Whereas I still hadn’t figured out how to make and keep a friend.

I stared, she stared back. For her it was a game. She thought I was trying to get her to look away first. But really it was me trying to see who I was through Dixie’s eyes, me wondering if she evaluated me and my face and clothes and body, the ways I made it through the world, like I evaluated hers.

Did she look for herself in me, the way I looked for myself in her?

Finally she broke, and laughed. “You’re such a weirdo, Gem,” she said. “You probably scared that freshman with your creepy eyes.”

I didn’t want her to see I couldn’t take a joke, so I bugged my eyes at her to make them even creepier.

“Ew,” she said with an exaggerated shudder. “Let’s go downstairs before the rats come out.”





2.


I WOKE up in the night, like I usually did for one reason or another—street noise or neighbor noise, a bad dream, Mom coming home from work or a night with “the girls,” who, most of the time, probably weren’t.

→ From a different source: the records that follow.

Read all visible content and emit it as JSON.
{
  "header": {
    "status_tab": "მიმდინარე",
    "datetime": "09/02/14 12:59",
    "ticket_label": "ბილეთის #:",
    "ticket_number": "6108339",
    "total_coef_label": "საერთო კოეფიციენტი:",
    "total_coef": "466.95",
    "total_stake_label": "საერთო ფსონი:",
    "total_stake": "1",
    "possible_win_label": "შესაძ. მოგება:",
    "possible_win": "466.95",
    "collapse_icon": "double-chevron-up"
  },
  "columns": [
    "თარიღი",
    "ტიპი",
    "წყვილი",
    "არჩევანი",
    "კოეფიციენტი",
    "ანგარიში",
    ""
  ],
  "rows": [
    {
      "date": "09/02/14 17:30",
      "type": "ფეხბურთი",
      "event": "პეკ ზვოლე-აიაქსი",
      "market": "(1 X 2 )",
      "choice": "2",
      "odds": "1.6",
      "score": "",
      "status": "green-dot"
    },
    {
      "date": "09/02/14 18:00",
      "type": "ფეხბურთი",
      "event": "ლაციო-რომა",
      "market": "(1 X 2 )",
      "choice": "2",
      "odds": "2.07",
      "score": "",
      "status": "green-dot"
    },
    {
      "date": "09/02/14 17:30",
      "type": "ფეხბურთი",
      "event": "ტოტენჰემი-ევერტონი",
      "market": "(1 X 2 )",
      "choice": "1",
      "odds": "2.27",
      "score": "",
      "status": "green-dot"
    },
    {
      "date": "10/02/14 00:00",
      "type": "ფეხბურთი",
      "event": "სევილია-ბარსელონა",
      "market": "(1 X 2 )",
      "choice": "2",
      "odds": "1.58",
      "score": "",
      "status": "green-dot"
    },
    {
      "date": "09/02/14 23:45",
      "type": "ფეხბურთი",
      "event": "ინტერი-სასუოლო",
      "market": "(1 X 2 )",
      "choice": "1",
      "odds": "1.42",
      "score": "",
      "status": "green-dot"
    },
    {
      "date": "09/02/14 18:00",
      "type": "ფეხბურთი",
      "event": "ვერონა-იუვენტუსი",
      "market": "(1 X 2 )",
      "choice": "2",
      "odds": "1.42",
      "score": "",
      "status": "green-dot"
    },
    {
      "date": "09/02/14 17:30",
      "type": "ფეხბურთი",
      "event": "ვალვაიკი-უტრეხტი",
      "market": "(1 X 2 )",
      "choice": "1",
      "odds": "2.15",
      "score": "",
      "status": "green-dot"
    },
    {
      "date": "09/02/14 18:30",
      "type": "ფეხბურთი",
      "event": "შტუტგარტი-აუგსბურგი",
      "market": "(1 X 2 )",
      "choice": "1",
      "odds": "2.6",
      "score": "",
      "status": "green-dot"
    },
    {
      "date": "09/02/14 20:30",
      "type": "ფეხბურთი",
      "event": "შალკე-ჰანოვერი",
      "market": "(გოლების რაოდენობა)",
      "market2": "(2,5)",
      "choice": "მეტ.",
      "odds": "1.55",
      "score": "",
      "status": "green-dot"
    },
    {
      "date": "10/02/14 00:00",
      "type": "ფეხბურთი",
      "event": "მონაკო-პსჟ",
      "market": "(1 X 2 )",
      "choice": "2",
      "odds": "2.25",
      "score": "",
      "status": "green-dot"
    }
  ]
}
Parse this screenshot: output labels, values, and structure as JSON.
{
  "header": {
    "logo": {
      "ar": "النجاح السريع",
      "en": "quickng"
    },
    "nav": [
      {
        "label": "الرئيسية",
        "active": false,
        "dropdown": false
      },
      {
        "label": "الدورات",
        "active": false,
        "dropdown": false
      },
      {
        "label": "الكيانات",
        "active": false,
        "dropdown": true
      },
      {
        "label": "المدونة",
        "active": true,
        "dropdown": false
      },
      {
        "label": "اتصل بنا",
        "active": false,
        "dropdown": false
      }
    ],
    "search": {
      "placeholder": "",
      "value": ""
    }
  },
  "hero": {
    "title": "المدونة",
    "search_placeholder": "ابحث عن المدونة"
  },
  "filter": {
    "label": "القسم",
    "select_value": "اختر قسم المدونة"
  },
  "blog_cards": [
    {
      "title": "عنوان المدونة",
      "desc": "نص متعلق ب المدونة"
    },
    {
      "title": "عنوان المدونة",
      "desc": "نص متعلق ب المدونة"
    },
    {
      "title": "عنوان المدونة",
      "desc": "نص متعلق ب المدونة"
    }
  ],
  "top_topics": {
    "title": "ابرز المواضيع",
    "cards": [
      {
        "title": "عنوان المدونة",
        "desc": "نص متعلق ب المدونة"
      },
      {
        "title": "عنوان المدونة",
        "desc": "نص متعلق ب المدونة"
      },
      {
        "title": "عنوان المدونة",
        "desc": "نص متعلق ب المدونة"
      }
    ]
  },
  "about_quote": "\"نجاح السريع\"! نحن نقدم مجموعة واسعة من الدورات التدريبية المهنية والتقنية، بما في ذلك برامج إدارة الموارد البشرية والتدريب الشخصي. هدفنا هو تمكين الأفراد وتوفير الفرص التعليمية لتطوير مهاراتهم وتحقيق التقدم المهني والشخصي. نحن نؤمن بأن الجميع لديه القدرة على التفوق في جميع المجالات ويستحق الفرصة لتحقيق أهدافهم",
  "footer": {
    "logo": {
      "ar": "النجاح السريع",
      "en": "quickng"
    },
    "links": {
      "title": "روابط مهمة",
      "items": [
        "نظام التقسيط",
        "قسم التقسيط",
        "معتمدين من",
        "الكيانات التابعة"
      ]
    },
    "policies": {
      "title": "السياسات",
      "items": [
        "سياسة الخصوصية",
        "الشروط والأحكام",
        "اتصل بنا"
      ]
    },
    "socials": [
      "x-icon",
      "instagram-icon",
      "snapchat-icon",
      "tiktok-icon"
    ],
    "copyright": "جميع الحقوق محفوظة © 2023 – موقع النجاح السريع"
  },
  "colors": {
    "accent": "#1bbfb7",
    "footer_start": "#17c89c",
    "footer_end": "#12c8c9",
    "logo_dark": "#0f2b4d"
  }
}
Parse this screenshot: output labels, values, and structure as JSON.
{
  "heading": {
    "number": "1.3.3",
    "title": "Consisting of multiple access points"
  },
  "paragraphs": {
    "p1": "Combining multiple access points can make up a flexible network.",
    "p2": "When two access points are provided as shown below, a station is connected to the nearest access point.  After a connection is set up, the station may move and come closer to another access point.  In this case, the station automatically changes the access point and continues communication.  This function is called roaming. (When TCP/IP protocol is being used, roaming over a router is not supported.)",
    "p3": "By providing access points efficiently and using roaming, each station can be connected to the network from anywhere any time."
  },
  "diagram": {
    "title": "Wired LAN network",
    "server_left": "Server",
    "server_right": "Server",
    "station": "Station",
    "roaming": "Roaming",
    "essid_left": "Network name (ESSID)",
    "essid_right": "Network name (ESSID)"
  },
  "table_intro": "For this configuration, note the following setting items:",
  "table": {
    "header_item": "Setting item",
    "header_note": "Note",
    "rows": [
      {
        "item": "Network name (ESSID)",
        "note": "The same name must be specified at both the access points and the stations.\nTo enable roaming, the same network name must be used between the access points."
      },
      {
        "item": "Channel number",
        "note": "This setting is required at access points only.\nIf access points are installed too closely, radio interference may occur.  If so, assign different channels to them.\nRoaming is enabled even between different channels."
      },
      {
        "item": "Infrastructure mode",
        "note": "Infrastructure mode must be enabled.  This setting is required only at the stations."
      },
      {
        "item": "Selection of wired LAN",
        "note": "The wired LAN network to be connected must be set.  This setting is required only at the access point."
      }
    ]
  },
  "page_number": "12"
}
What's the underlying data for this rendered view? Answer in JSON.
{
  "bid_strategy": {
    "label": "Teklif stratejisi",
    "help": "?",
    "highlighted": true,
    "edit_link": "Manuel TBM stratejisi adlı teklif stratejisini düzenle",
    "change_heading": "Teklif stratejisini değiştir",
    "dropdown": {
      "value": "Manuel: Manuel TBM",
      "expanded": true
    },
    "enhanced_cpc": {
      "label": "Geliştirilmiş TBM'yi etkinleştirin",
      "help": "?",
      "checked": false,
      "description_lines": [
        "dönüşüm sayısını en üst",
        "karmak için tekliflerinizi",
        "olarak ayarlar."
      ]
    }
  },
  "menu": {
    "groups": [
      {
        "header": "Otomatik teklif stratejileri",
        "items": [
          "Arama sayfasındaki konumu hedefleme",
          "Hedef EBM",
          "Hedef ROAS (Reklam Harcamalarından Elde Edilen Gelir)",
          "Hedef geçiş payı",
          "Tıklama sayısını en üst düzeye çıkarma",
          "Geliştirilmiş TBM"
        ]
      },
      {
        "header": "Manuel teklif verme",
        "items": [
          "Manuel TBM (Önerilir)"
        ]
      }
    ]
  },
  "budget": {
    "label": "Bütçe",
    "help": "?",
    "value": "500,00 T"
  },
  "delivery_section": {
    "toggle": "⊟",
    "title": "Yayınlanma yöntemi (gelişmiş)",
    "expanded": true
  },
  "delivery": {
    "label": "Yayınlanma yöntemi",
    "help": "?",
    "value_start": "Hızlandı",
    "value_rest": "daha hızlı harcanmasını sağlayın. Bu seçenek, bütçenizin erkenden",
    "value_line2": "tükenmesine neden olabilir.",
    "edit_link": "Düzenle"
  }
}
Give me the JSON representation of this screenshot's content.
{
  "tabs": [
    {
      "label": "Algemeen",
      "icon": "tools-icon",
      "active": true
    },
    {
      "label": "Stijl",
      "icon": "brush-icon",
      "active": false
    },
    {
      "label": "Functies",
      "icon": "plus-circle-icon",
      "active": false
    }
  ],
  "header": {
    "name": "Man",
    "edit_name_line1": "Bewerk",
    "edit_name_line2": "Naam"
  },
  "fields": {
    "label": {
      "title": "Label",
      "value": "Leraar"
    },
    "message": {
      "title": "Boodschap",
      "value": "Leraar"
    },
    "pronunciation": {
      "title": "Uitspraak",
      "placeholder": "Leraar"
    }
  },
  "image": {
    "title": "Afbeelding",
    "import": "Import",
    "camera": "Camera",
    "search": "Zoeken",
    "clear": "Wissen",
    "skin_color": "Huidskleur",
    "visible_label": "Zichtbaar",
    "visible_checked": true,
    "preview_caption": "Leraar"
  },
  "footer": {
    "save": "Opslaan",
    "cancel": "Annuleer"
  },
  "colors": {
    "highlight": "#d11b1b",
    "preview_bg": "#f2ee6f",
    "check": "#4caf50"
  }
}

Dixie’s bed was empty. She snuck out sometimes, but tonight I heard her voice with Mom’s, coming from the living room. It wasn’t anything out of the ordinary, them being up late together. Sometimes I could ignore them and go back to sleep. Sometimes I’d lie there with my eyes open, wishing that for once they’d check to see if I was awake. Maybe I wanted to be up talking, too.